Portrait de Camille Saint Saëns par Alberto Rossi, Égypte, 1903. Source Wikipédia. Droits réservés.
Lazare Jean Weiller (1858 – 1928) a été l’un des industriels les plus remarquables de la Troisième République.[40] Après des études au lycée Saint-Louis à Paris et à Oxford, il a fondé en 1880 les Tréfileries et Laminoirs du Havre pour produire des câbles sous-marins et des câbles téléphoniques. Après une mission aux États-Unis, en 1903-1904 il a créé la Compagnie générale de navigation aérienne. Après avoir été nommé Commandeur de la Légion d’honneur en 1912, il s’est consacré à la politique en étant élu député de Charente en 1914, puis sénateur du Bas Rhin en 1920. Très fortuné, il aimait collectionner les châteaux et y effectuer des travaux. Natif de Sélestat, il a pris la défense des populations alsaciennes.
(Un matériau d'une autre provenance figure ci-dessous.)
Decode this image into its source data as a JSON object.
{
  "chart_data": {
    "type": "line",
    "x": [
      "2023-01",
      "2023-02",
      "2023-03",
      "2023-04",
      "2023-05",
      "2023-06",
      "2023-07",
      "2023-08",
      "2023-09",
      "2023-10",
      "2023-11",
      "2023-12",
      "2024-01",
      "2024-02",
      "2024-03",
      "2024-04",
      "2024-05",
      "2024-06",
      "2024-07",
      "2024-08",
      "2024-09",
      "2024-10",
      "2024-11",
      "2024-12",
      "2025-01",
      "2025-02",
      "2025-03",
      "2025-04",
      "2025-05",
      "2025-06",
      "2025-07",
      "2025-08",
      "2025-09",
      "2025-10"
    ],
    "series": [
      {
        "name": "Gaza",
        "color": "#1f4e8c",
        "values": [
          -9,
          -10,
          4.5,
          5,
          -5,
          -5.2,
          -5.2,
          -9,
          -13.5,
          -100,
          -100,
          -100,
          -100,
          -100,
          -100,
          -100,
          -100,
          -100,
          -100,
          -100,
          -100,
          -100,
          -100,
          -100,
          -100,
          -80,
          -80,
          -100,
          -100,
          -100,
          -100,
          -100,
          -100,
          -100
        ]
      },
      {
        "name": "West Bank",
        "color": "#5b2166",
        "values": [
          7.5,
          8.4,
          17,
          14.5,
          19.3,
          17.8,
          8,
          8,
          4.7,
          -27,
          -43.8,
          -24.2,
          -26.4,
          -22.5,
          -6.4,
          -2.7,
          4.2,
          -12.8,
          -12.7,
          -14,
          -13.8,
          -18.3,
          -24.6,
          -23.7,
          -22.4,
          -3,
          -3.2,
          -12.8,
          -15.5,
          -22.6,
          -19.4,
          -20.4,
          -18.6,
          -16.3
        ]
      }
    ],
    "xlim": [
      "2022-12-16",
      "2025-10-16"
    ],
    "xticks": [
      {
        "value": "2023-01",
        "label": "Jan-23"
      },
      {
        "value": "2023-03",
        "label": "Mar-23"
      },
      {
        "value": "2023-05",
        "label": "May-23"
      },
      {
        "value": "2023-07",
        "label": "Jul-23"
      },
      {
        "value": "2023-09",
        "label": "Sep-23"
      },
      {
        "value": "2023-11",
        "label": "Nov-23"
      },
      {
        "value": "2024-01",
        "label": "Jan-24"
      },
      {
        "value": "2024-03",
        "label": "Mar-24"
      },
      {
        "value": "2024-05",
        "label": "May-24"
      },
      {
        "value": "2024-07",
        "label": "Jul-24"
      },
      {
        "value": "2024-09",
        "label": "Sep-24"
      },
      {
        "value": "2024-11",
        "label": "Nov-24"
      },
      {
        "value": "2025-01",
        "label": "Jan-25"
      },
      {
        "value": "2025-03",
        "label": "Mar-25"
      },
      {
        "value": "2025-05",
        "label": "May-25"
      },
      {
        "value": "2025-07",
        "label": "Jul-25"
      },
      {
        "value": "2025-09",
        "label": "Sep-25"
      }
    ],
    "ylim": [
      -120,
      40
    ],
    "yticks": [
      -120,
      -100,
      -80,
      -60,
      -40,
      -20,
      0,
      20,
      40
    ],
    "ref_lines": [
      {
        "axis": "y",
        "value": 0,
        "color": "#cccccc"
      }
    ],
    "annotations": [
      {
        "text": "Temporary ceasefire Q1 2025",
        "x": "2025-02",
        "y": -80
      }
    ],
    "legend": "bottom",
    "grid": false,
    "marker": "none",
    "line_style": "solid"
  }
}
Son fils Paul-Louis Weiller (1893 – 1993) capitaine d’industrie, grand collectionneur et membre de l’Institut, a écrit une belle biographie de son père, intitulée « Un précurseur : Lazare Weiller », dans L’Annuaire de la société des amis de la bibliothèque de Sélestat, XXII, 1973, p. 81-87.
Lazare Weiller en 1920.Agence Rol. BNF. Source Wikipédia. Droits réservés.Lazare Weiller en 1920. Agence Rol. BNF. Source Wikipédia. Droits réservés.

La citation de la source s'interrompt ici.